By Byaruhanga Brian |
Ugandan journalists are increasingly facing intertwined physical and digital threats which intensify during times of public interest including elections and protests. These threats are compounded by internet shutdowns, targeted surveillance, account hacking, online harassment, and regulatory censorship that directly undermines their safety and work. A study on the Daily Monitor’s experience found that the 2021 general election shutdown constrained news gathering, data-driven reporting, and online distribution, effectively acting as digital censorship. These practices restrict news gathering, production, and dissemination and have been documented repeatedly from the 2021 general election through the run‑up to the 2026 polls.
Over the years, CIPESA has documented digital rights violations, challenged internet shutdowns, and worked directly with media practitioners to strengthen their ability to operate safely and independently. This work has deepened as the threats to journalism have evolved.
In recent months CIPESA has conducted extensive journalist safety and digital resilience trainings across the country, reaching more than 200 journalists from diverse media houses and districts across the country, in the Acholi subregion (Gulu, Kitgum, Amuru, Lamwo, Agago, Nwoya, Pader, and Omoro), Ankole sub region (Buhweju, Bushenyi, Ibanda, Isingiro, Kazo, Kiruhura, Mbarara (City & District), Mitooma, Ntungamo, Rubirizi, Rwampara, and Sheema), Central (Kampala, Wakiso), Busoga Region (Bugiri, Bugweri, Buyende, Iganga, Jinja, Kaliro, Kamuli, Luuka, Mayuge, Namayingo, and Namutumba), and the Elgon, Bukedi, and Teso subregions (Mbale, Bududa, Bulambuli, Manafwa, Namisindwa, Sironko, Tororo, Busia, Butaleja, Kapchorwa, Soroti, and Katakwi).

The trainings aimed to strengthen the capacity of media actors to mitigate digital threats and push back against rising online threats and censorship that enable digital authoritarianism. The training was central to helping journalists and the general media sector to understand media’s role in democratic and electoral processes, ensure legal compliance and navigate common restrictions, buttressing their digital and physical security resilience, enhancing the skills to identify and counter disinformation and facilitating the newsroom safety frameworks for the media sector.
The various trainings were tailored to respond to the needs of the journalists, covering media, democracy, and elections; electoral laws and policies; and peace journalism, with attention to transparent reporting and the effects of military presence on journalism in post-conflict settings.
Meanwhile, in Mbale and Jinja, reporters unpacked election-day risks, misinformation circulating on social media, and the legal boundaries that are often used to intimidate them. Across the different regions, newsroom managers, editors and reporters worked through practical exercises on digital hygiene, safer communication, and physical-digital risk intersections.

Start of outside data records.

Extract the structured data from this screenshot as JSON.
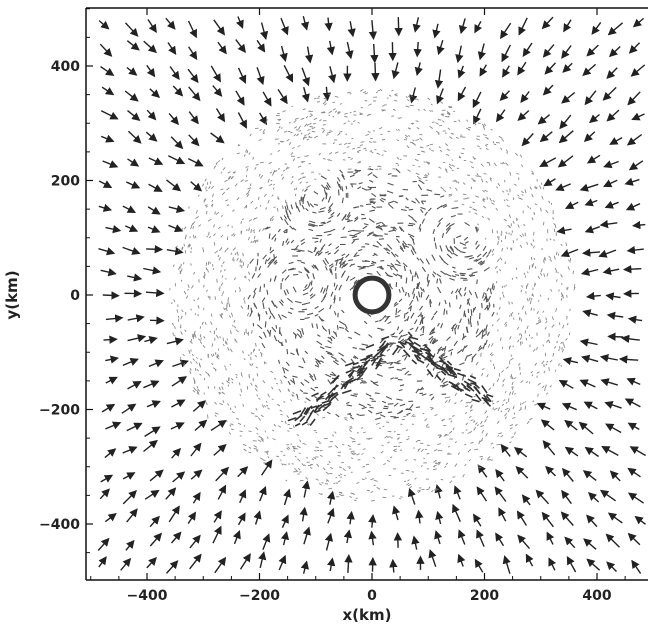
{
  "chart_data": {
    "type": "vector-field",
    "xlabel": "x(km)",
    "ylabel": "y(km)",
    "xlim": [
      -500,
      500
    ],
    "ylim": [
      -500,
      500
    ],
    "xticks": [
      -400,
      -200,
      0,
      200,
      400
    ],
    "yticks": [
      -400,
      -200,
      0,
      200,
      400
    ],
    "xtick_labels": [
      "−400",
      "−200",
      "0",
      "200",
      "400"
    ],
    "ytick_labels": [
      "−400",
      "−200",
      "0",
      "200",
      "400"
    ],
    "grid": false,
    "field": {
      "description_points": "radial inflow toward origin",
      "center": [
        0,
        0
      ],
      "outer_grid_spacing": 40,
      "outer_vector_length": 28,
      "inner_cloud_radius": 360,
      "dense_core_radius": 220,
      "central_void_radius": 30
    },
    "features": {
      "dark_streak_ridges": [
        {
          "from": [
            40,
            -80
          ],
          "to": [
            -130,
            -220
          ]
        },
        {
          "from": [
            50,
            -75
          ],
          "to": [
            200,
            -180
          ]
        }
      ],
      "swirl_features": [
        {
          "center": [
            -130,
            20
          ],
          "radius": 40
        },
        {
          "center": [
            -100,
            170
          ],
          "radius": 45
        },
        {
          "center": [
            160,
            100
          ],
          "radius": 50
        }
      ]
    },
    "colors": {
      "arrow": "#222222",
      "dense": "#555555",
      "sparse": "#888888",
      "axes": "#111111"
    }
  }
}
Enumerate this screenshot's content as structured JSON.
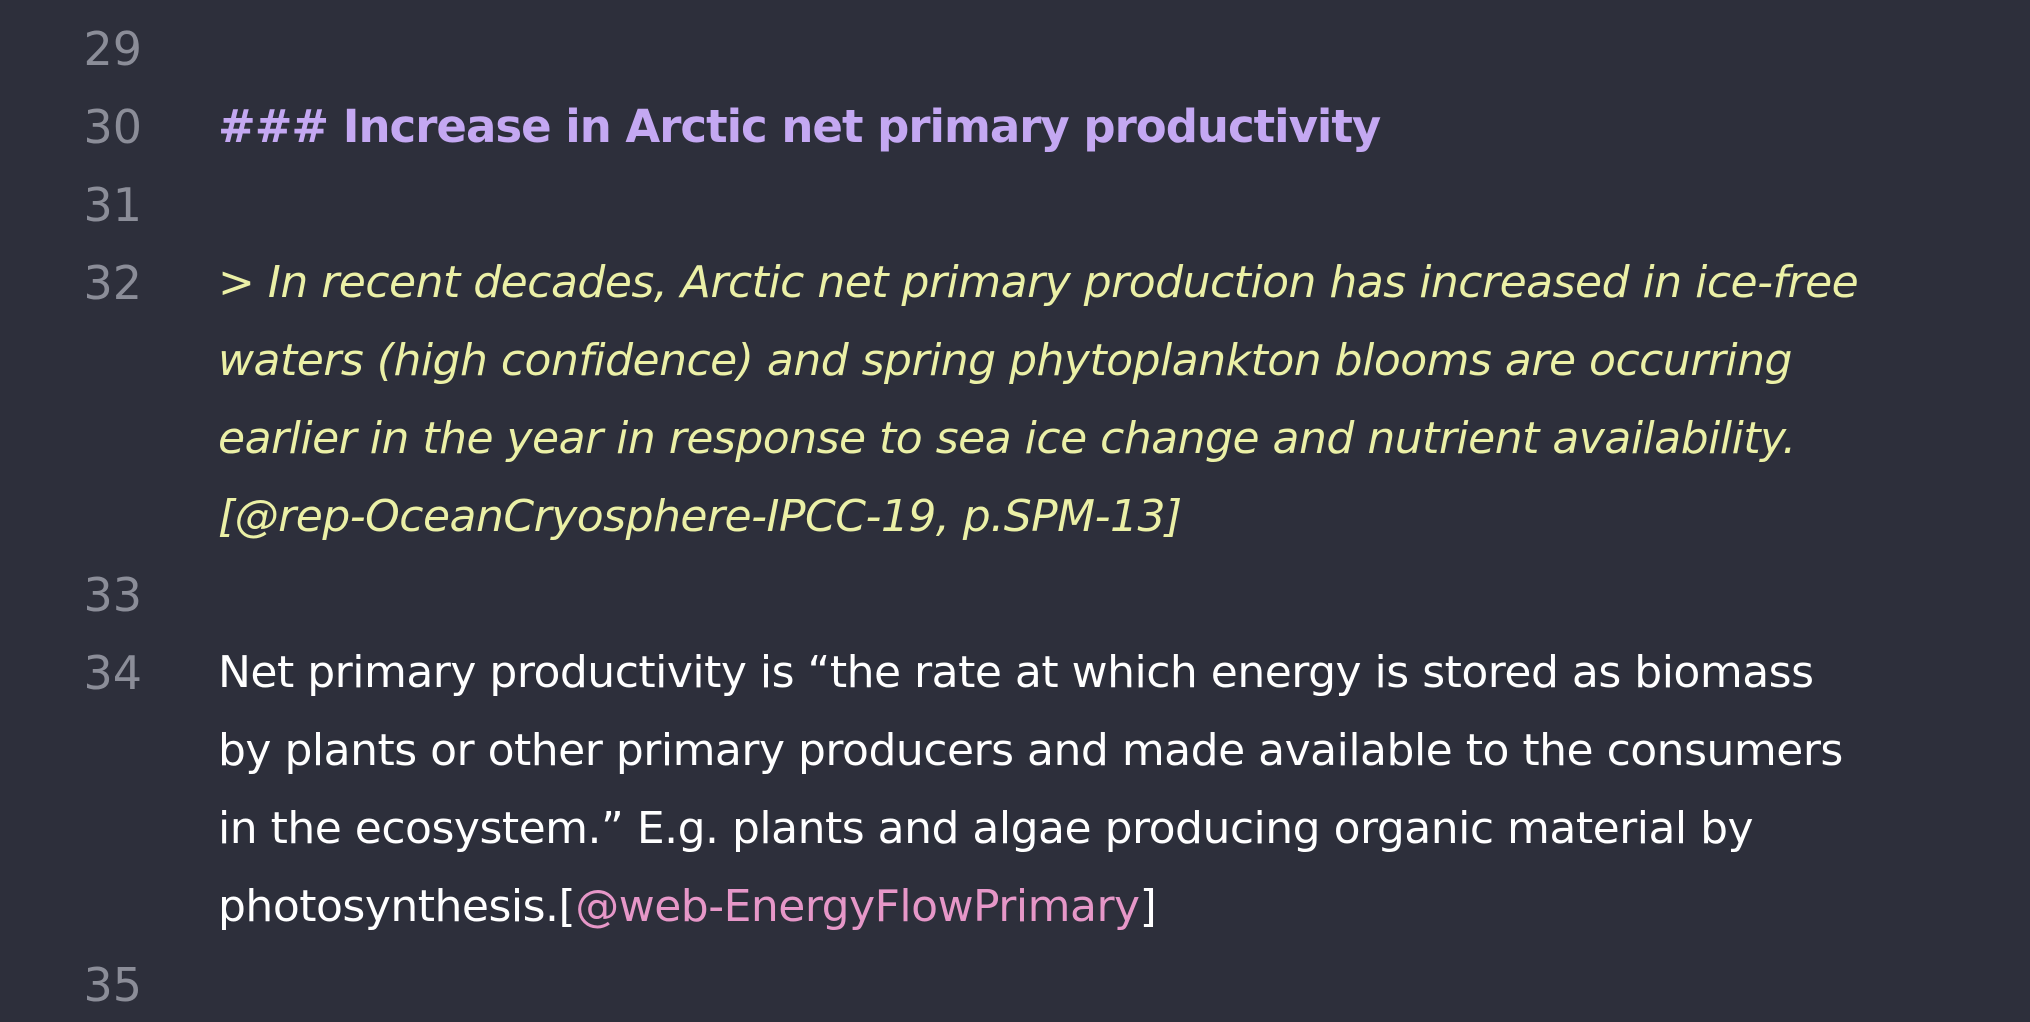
{
  "colors": {
    "background": "#2d2f3b",
    "line_number": "#8b8d98",
    "heading": "#c4a8f2",
    "quote": "#ebf0a6",
    "text": "#ffffff",
    "citation": "#e697c8"
  },
  "lines": {
    "l29": {
      "number": "29"
    },
    "l30": {
      "number": "30",
      "text": "### Increase in Arctic net primary productivity"
    },
    "l31": {
      "number": "31"
    },
    "l32": {
      "number": "32",
      "text": "> In recent decades, Arctic net primary production has increased in ice-free waters (high confidence) and spring phytoplankton blooms are occurring earlier in the year in response to sea ice change and nutrient availability. [@rep-OceanCryosphere-IPCC-19, p.SPM-13]"
    },
    "l33": {
      "number": "33"
    },
    "l34": {
      "number": "34",
      "text_before": "Net primary productivity is “the rate at which energy is stored as biomass by plants or other primary producers and made available to the consumers in the ecosystem.” E.g. plants and algae producing organic material by photosynthesis.[",
      "citation": "@web-EnergyFlowPrimary",
      "text_after": "]"
    },
    "l35": {
      "number": "35"
    }
  }
}
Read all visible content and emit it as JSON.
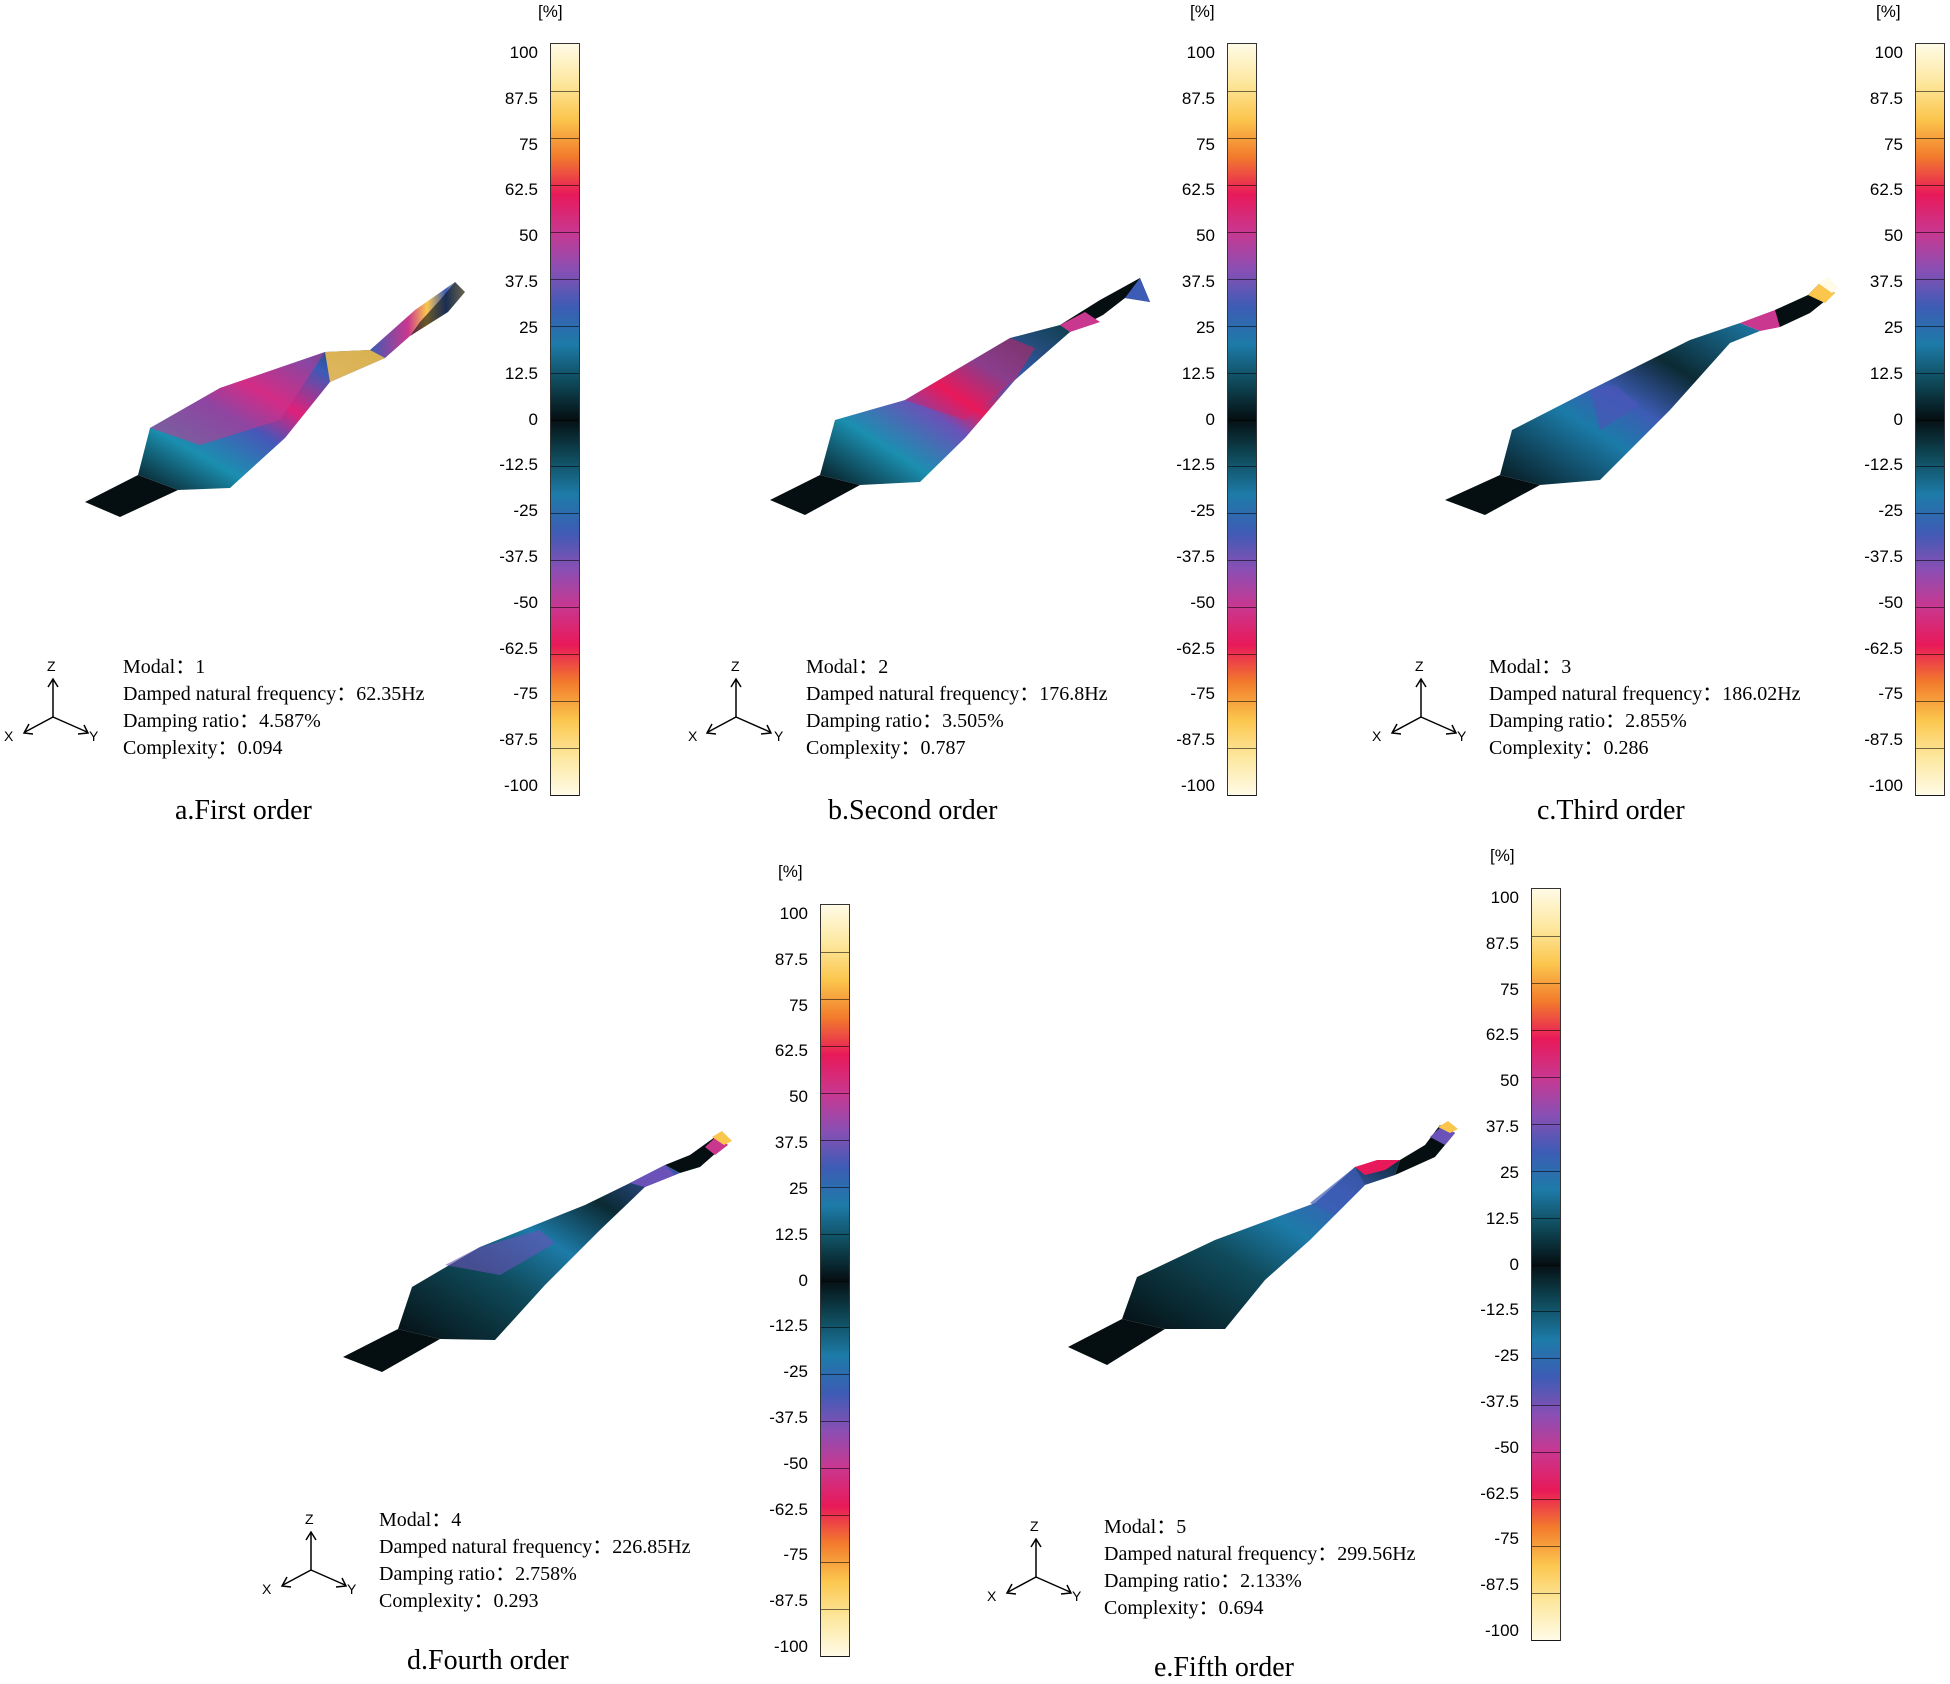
{
  "unit_label": "[%]",
  "scale_ticks": [
    "100",
    "87.5",
    "75",
    "62.5",
    "50",
    "37.5",
    "25",
    "12.5",
    "0",
    "-12.5",
    "-25",
    "-37.5",
    "-50",
    "-62.5",
    "-75",
    "-87.5",
    "-100"
  ],
  "scale_colors": [
    "#fffbe6",
    "#fde8a0",
    "#fbc64d",
    "#f27b2c",
    "#e8195a",
    "#c9378f",
    "#8a4fb4",
    "#3d5cb5",
    "#1d7ba8",
    "#0f4a5a",
    "#050f12",
    "#0f4a5a",
    "#1d7ba8",
    "#3d5cb5",
    "#8a4fb4",
    "#c9378f",
    "#e8195a",
    "#f27b2c",
    "#fbc64d",
    "#fde8a0",
    "#fffbe6"
  ],
  "axes_labels": {
    "z": "Z",
    "x": "X",
    "y": "Y"
  },
  "info_labels": {
    "modal": "Modal：",
    "frequency": "Damped natural frequency：",
    "damping": "Damping ratio：",
    "complexity": "Complexity："
  },
  "panels": [
    {
      "modal": "1",
      "frequency": "62.35Hz",
      "damping": "4.587%",
      "complexity": "0.094",
      "caption": "a.First order",
      "shape_icon": "first-order-mode-shape"
    },
    {
      "modal": "2",
      "frequency": "176.8Hz",
      "damping": "3.505%",
      "complexity": "0.787",
      "caption": "b.Second order",
      "shape_icon": "second-order-mode-shape"
    },
    {
      "modal": "3",
      "frequency": "186.02Hz",
      "damping": "2.855%",
      "complexity": "0.286",
      "caption": "c.Third order",
      "shape_icon": "third-order-mode-shape"
    },
    {
      "modal": "4",
      "frequency": "226.85Hz",
      "damping": "2.758%",
      "complexity": "0.293",
      "caption": "d.Fourth order",
      "shape_icon": "fourth-order-mode-shape"
    },
    {
      "modal": "5",
      "frequency": "299.56Hz",
      "damping": "2.133%",
      "complexity": "0.694",
      "caption": "e.Fifth order",
      "shape_icon": "fifth-order-mode-shape"
    }
  ]
}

CIPESA’s digital security trainings respond to the real conditions journalists work under. The sessions focus on election-day and post-election reporting, verifying information and claims under pressure, protecting sources, and strengthening everyday digital security through strong passwords, two-factor authentication, and safe device handling. Journalists also develop newsroom safety protocols and examine how peace journalism can help de-escalate tension rather than inflame it during contested political moments
One of the most important shifts for the participants, came from the perspective that safety stopped being treated as an individual burden and started being understood as an organisational responsibility. Through protocol-development sessions, journalists mapped threats, identified vulnerabilities such as predictable routines and weak passwords, and designed “if-then” responses for incidents like account hacking, detention, or device theft. For many journalists, this was the first time safety had been written down rather than improvised.
Beyond the training for journalists, CIPESA hosted several digital security clinics and help desks for human rights defenders and activists. At separate engagements, close to 70 journalists received one-on-one support during a digital security clinic at Ukweli Africa held from the 15 December 2025 including the at the Uganda Media Week. These efforts sought to enhance their digital security practices. The support provided during these interventions included checking the journalists’ devices for vulnerabilities, removal of malware, securing accounts, enabling encryption, and secure data management approaches.
“Some journalists who had arrived unsure, even embarrassed, about their digital habits, left lighter, not because the risks had vanished, but because they now understood the tools and how to manage risks.”
These engagements serve as avenues to build the digital resilience of journalists in Uganda, especially as the media faces heightened online threats amidst a shrinking civic space.Such trainings that speak the language of lived experience often travel further than any policy alone. In Uganda, where laws can be used to narrow civic space, where the internet can be switched off, and where surveillance blurs the line between public and private, practical digital security becomes a necessity.
By training journalists across Uganda, supporting them through digital security desks, and standing with them during moments like Media Week, CIPESA has helped journalists strengthen their resilience to keep reporting in spite of the challenges and threats they encounter daily.